A recent decision of the High Court has given some useful guidance on factors to consider when looking at exiting a distribution contract and in particular, what length of time constitutes a 'reasonable period' of notice for the purposes of no-fault termination or termination 'at convenience'.
This is likely to be an issue where there is no formal written agreement or the contract itself is silent on the issue (which means a 'reasonable period' of notice will usually be implied by law) or in some cases where an agreement actually refers to a reasonable period of notice.
The case in question, Jackson Distribution Limited v Tom Yetto Inc. related to a distribution arrangement between J and T whereby J (on the basis of discussions at a trade show) agreed to be appointed as T's distributor of skating boots and shoe products in the UK and Ireland.
Rather than being contained in a signed written document, the alleged contract was based on an exchange of emails and discussions between T and J. In this case, T had confirmed by email that J should act as its distributor and they should agree terms. J forwarded a draft distribution agreement to T, which contained terms relating to issues such as parties' obligations, price and payment but this was never signed (although T did confirm receipt). T also forwarded its own draft contract, which again was never signed.

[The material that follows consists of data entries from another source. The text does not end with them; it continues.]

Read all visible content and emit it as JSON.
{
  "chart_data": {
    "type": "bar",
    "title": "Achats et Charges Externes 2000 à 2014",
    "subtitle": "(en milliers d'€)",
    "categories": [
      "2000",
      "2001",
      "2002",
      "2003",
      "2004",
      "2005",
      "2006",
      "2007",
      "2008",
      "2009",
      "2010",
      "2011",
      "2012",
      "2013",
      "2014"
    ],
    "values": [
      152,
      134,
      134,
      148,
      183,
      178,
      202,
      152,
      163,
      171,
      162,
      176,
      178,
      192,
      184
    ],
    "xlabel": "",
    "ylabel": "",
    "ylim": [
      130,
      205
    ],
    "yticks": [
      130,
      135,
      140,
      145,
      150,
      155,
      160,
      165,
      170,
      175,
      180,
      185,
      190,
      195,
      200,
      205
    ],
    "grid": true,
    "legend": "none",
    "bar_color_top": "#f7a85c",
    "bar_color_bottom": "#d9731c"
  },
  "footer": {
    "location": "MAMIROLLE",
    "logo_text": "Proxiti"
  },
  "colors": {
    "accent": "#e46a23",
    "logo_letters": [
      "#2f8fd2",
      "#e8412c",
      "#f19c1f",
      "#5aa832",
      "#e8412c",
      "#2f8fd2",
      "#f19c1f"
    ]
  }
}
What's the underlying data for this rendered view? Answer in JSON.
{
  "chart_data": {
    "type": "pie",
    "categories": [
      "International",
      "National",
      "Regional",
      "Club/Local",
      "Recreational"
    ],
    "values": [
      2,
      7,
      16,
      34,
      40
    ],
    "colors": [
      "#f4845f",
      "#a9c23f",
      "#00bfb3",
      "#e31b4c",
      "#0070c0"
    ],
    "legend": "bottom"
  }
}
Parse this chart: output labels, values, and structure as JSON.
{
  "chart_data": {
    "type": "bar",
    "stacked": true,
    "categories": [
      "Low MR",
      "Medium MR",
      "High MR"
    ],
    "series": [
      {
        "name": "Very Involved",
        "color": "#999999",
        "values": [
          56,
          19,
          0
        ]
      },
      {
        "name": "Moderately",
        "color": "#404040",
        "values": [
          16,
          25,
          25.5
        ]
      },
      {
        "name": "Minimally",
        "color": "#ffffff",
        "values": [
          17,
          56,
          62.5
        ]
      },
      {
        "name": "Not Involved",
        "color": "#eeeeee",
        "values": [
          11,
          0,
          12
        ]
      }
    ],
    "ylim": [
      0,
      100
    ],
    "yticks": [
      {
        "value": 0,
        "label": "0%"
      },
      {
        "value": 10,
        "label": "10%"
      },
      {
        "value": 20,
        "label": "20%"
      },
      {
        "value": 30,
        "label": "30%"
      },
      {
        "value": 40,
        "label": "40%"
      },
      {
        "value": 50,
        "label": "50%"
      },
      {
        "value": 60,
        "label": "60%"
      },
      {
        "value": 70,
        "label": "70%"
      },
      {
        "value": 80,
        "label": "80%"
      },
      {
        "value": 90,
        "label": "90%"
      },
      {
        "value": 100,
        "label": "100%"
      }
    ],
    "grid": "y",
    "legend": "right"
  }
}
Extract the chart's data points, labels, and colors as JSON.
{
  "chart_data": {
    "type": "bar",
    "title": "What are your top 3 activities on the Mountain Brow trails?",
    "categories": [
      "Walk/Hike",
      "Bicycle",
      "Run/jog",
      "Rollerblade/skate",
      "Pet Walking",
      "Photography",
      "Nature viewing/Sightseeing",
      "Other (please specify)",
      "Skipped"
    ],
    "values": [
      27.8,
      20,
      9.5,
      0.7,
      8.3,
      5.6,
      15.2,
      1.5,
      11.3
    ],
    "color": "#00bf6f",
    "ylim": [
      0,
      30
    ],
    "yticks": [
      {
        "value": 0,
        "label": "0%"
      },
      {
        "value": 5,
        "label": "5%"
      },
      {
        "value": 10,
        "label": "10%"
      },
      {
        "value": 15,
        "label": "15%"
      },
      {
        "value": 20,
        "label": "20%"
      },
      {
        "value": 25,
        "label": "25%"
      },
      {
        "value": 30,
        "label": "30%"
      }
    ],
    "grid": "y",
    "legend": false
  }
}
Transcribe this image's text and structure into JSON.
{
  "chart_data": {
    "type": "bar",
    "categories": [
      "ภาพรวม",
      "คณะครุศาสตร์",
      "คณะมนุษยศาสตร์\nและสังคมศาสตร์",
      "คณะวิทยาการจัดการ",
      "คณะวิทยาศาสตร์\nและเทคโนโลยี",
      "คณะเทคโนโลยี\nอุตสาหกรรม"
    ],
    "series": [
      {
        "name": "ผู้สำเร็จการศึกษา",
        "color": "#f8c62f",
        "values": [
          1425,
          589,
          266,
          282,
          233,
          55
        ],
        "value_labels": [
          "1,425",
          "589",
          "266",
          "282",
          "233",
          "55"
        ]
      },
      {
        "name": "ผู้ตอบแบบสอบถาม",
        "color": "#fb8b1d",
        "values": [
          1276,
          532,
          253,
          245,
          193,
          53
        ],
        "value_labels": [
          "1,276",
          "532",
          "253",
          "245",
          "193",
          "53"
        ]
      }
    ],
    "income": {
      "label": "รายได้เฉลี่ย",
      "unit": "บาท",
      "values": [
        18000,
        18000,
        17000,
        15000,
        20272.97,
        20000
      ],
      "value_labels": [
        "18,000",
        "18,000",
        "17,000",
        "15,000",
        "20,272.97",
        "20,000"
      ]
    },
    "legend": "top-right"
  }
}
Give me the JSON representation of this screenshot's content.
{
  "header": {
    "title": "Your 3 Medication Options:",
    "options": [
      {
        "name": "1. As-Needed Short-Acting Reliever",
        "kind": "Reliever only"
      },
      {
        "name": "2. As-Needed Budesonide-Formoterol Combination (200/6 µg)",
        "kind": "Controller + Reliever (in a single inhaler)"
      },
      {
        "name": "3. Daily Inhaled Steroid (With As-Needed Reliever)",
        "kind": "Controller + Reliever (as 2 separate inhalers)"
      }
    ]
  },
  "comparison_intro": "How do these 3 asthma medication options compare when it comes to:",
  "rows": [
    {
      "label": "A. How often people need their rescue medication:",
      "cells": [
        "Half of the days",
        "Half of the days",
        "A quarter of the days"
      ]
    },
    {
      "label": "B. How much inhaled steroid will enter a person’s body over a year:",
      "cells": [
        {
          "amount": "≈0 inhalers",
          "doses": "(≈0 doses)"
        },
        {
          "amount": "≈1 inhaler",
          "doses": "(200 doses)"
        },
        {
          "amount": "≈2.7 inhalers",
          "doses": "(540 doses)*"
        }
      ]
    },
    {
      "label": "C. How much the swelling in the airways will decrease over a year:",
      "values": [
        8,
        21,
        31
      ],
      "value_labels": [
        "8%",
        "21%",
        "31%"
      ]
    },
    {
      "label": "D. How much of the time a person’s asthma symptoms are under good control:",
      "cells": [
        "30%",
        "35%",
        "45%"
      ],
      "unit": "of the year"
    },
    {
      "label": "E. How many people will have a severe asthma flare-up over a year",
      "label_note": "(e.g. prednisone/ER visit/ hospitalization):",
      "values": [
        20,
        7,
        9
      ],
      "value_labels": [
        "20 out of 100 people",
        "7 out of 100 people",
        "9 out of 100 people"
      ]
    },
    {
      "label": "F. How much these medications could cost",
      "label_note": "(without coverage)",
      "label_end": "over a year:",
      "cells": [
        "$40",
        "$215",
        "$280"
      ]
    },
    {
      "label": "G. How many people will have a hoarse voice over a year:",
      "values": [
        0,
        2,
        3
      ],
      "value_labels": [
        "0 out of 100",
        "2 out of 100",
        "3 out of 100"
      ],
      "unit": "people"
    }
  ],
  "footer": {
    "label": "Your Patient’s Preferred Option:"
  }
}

T subsequently sought to terminate the arrangement and gave J six-months notice. However, T also simultaneously claimed that J had in fact breached the agreement between the parties and this effectively terminated the arrangements without notice.
The distributor J then claimed damages against T for wrongful termination of the contract. In his judgement, Justice Royce ruled that:
- Neither draft agreements submitted by each party was shown to have been acted on, so neither of them applied (and the termination provisions in those drafts could not be relied upon).
- There was a contract however, which was based on the verbal confirmation that J should be sole distributor and subsequent exchange of emails. There were certain terms implied by law such as 'to supply products in a timely manner' and to use 'good workmanship'.
- Looking at the facts, there had been no breach of contract by J in this case justifying T's immediate termination of the contract.
- It was an implied term that the contract could be terminated 'on reasonable notice' to the other party.
- The Judge looked at the circumstances of the distribution arrangement to determine what a reasonable period should be including: whether the distributor was prevented from selling competing products (which could be inferred in this case); length of relationship (2.5 years); extent of early investment by distributor (which was significant) and the percentage of distributor's overall turnover made up by supplier's products (which was less than 50%). The Court also considered specific facts in this case such as the seasonal nature of skating products; plans to open new business premises; and the time it would take J to find an alternative brand. In conclusion, the Court considered that nine months' would have been a reasonable notice period.
Termination of distributors/resellers can be a tricky issue for manufacturers and the case gives a useful checklist of facts to consider when deciding what's reasonable notice. That said, each case is likely to turn on its facts and previously periods of 6 and 3 months have been held to be "reasonable" in the circumstances.
For the distributor or reseller (that does not benefit from regulatory protection offered to commercial agents), a period of notice needs to be sufficiently long to offer them the ability to find alternative business.
At the end of the day, there is clearly no substitute for having a written contract with defined termination provisions and express notice periods.